I continued to work at the housing provider and make good use of Postgres until 2007, at which time I moved to EnterpriseDB so I could concentrate on my Postgres work full time. At EDB, not only do I work on our own tools, I also continue to contribute to the PostgreSQL community in various ways. I have the privilege of having full support of the management at EDB for my community work, allowing me the freedom to work on whatever I need to in order to fulfill my community roles on the core team, the PostgreSQL Europe board, and of course, pgAdmin. One of the products I’m responsible for at EDB is Postgres Enterprise Manager, which has a fat client interface that’s based on pgAdmin. This has allowed us to put more effort into the maintenance of pgAdmin, with members of the PEM team at EDB regularly contributing code, fixing bugs and reviewing the patches from elsewhere. Ashesh Vashi has even been made a committer for his efforts.

Despite the hard work over the last 12 or so years, the pgAdmin developers have come to the conclusion that there is limited life left in the current code. Aside from it being extremely hard to find C++ developers these days, we’ve also run into numerous difficult-to-fix bugs that can be traced back to issues or design choices in our code, the underlying wxWidgets framework, and some versions of GTK (the choice of which, we typically have no control as we inherit GTK from the users’ Linux distribution). What’s more, the world is shifting to a web based model these days. Cloud deployments are becoming more widely used, as well as simple instances supplied through hosting providers. Users are getting used to being able to pickup their laptop or a tablet and do whatever they need to do without having to install software – open a browser, read and write email, build a spreadsheet or create a database!

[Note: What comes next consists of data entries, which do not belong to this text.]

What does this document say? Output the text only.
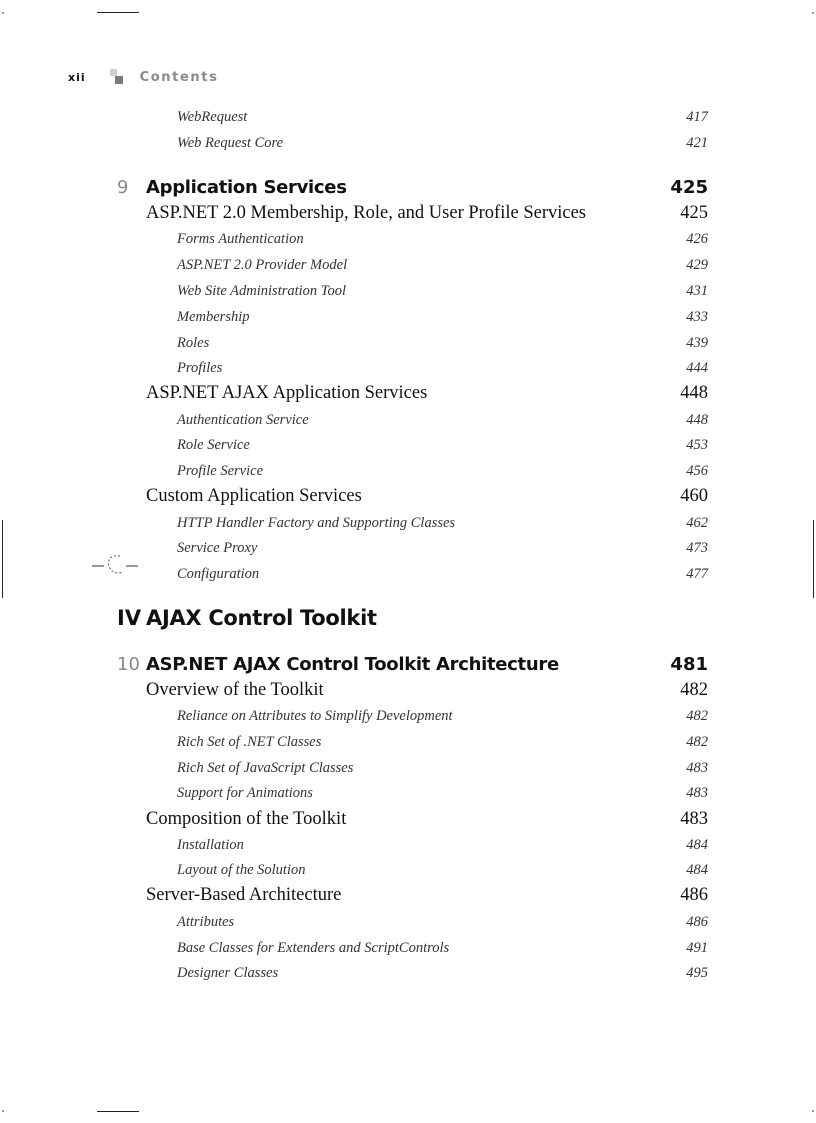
xii	Contents
WebRequest	417
Web Request Core	421
9 Application Services	425
ASP.NET 2.0 Membership, Role, and User Profile Services	425
Forms Authentication	426
ASP.NET 2.0 Provider Model	429
Web Site Administration Tool	431
Membership	433
Roles	439
Profiles	444
ASP.NET AJAX Application Services	448
Authentication Service	448
Role Service	453
Profile Service	456
Custom Application Services	460
HTTP Handler Factory and Supporting Classes	462
Service Proxy	473
Configuration	477
IV AJAX Control Toolkit
10 ASP.NET AJAX Control Toolkit Architecture	481
Overview of the Toolkit	482
Reliance on Attributes to Simplify Development	482
Rich Set of .NET Classes	482
Rich Set of JavaScript Classes	483
Support for Animations	483
Composition of the Toolkit	483
Installation	484
Layout of the Solution	484
Server-Based Architecture	486
Attributes	486
Base Classes for Extenders and ScriptControls	491
Designer Classes	495
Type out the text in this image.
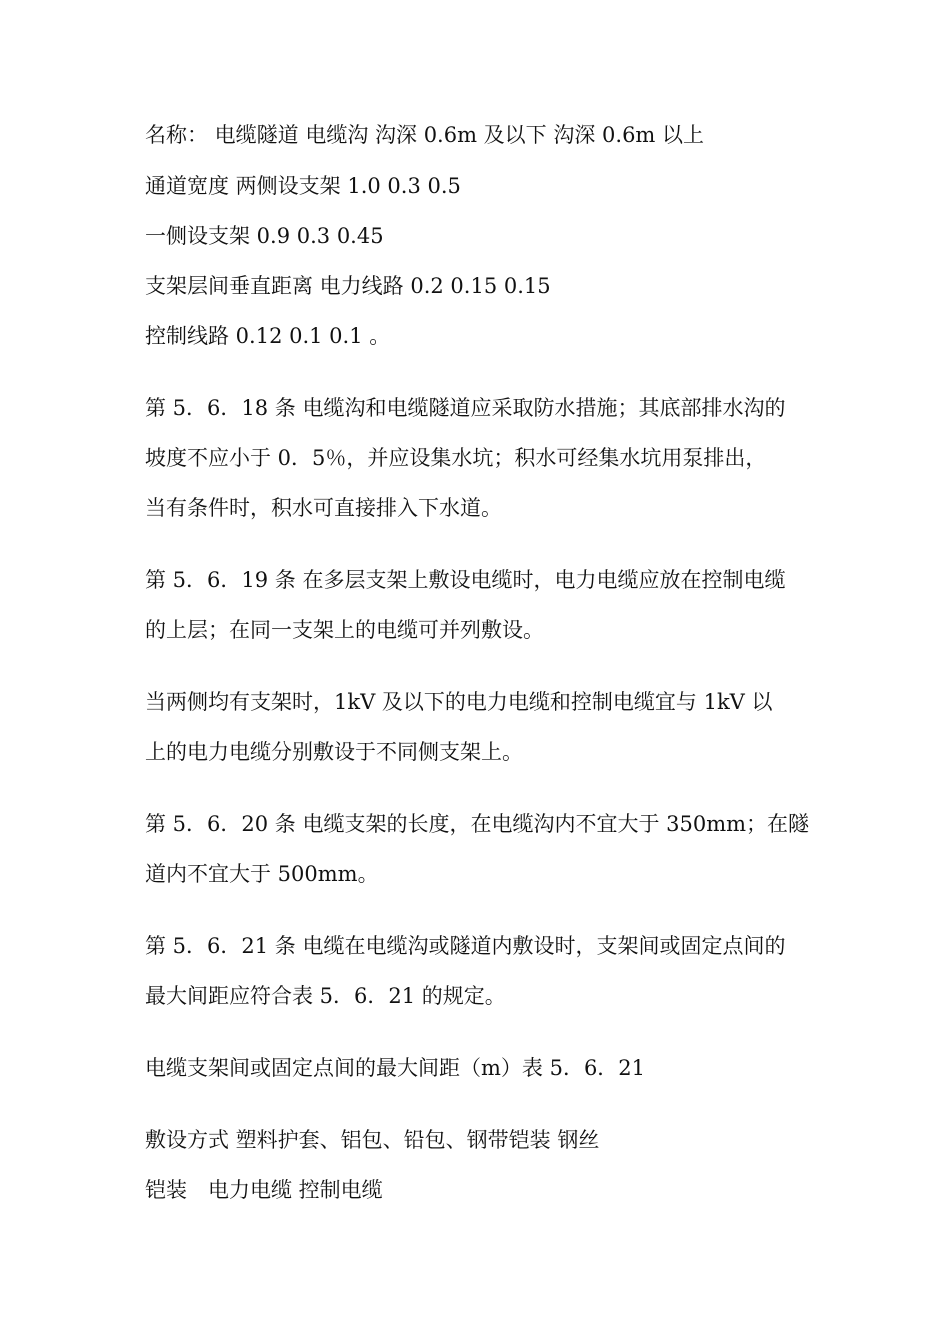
名称： 电缆隧道 电缆沟 沟深 0.6m 及以下 沟深 0.6m 以上
通道宽度 两侧设支架 1.0 0.3 0.5
一侧设支架 0.9 0.3 0.45
支架层间垂直距离 电力线路 0.2 0.15 0.15
控制线路 0.12 0.1 0.1 。
第 5．6．18 条 电缆沟和电缆隧道应采取防水措施；其底部排水沟的
坡度不应小于 0．5％，并应设集水坑；积水可经集水坑用泵排出，
当有条件时，积水可直接排入下水道。
第 5．6．19 条 在多层支架上敷设电缆时，电力电缆应放在控制电缆
的上层；在同一支架上的电缆可并列敷设。
当两侧均有支架时，1kV 及以下的电力电缆和控制电缆宜与 1kV 以
上的电力电缆分别敷设于不同侧支架上。
第 5．6．20 条 电缆支架的长度，在电缆沟内不宜大于 350mm；在隧
道内不宜大于 500mm。
第 5．6．21 条 电缆在电缆沟或隧道内敷设时，支架间或固定点间的
最大间距应符合表 5．6．21 的规定。
电缆支架间或固定点间的最大间距（m）表 5．6．21
敷设方式 塑料护套、铝包、铅包、钢带铠装 钢丝
铠装　电力电缆 控制电缆
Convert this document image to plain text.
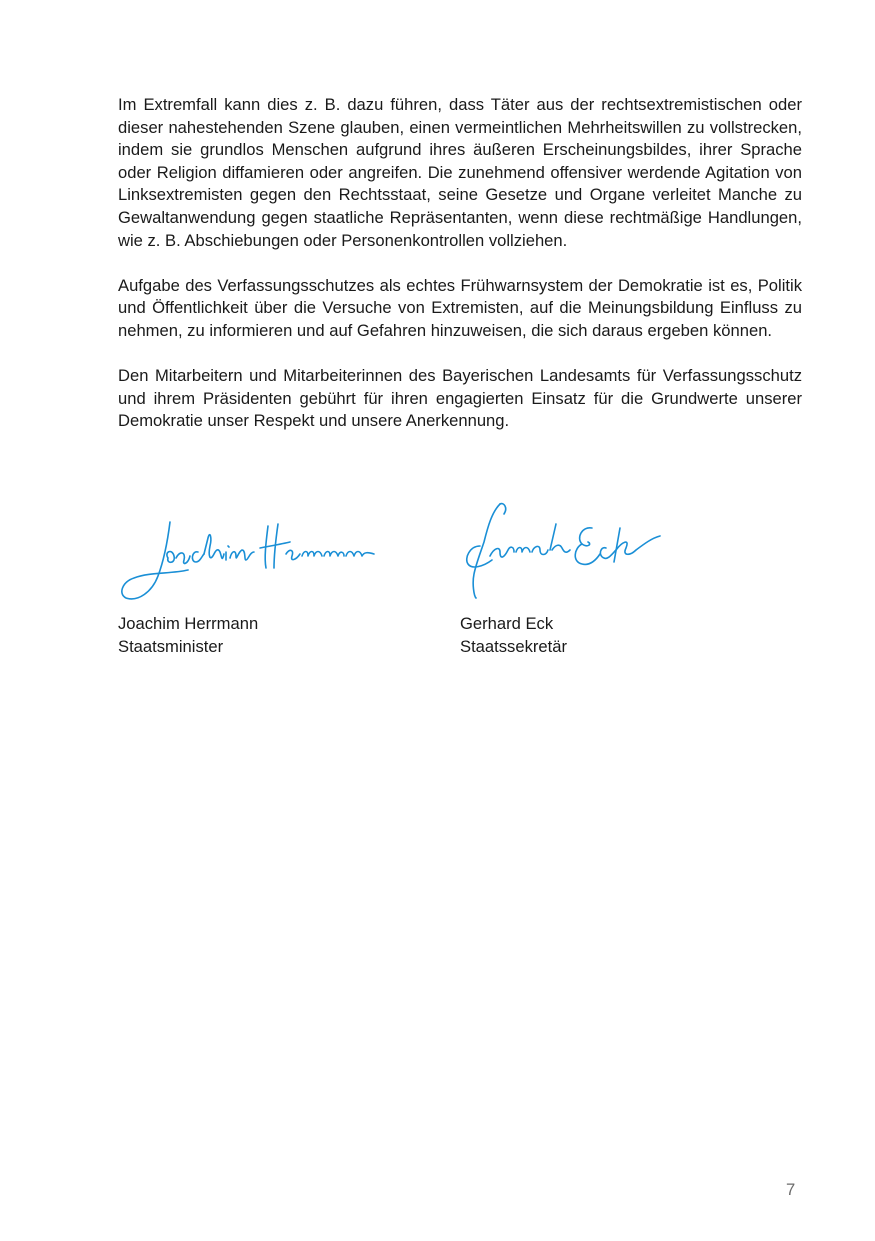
Im Extremfall kann dies z. B. dazu führen, dass Täter aus der rechtsextremistischen oder dieser nahestehenden Szene glauben, einen vermeintlichen Mehrheitswillen zu vollstrecken, indem sie grundlos Menschen aufgrund ihres äußeren Erscheinungsbildes, ihrer Sprache oder Religion diffamieren oder angreifen. Die zunehmend offensiver werdende Agitation von Linksextremisten gegen den Rechtsstaat, seine Gesetze und Organe verleitet Manche zu Gewaltanwendung gegen staatliche Repräsentanten, wenn diese rechtmäßige Handlungen, wie z. B. Abschiebungen oder Personenkontrollen vollziehen.

Aufgabe des Verfassungsschutzes als echtes Frühwarnsystem der Demokratie ist es, Politik und Öffentlichkeit über die Versuche von Extremisten, auf die Meinungsbildung Einfluss zu nehmen, zu informieren und auf Gefahren hinzuweisen, die sich daraus ergeben können.

Den Mitarbeitern und Mitarbeiterinnen des Bayerischen Landesamts für Verfassungsschutz und ihrem Präsidenten gebührt für ihren engagierten Einsatz für die Grundwerte unserer Demokratie unser Respekt und unsere Anerkennung.

Joachim Herrmann
Staatsminister
Gerhard Eck
Staatssekretär
7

Consequently, we're now starting to design pgAdmin 4. The plan is to build a single Python-based pgAdmin that users can either deploy on a web server or run from their desktop. It’ll be designed to “live query” databases rather than query and cache schema details like the current implementation (which was designed with use over a dialup connection in mind!), and we’ll be making the application much more task focused (and therefore usable) than it is at present, as well as implementing some of the oft-requested features that are hard to do in the current code such as direct data editing in the query tool and tabbed query windows. The new code will also be extensible from the ground up, allowing support for new object types or functionality to be simply “dropped in” and auto-discovered at runtime.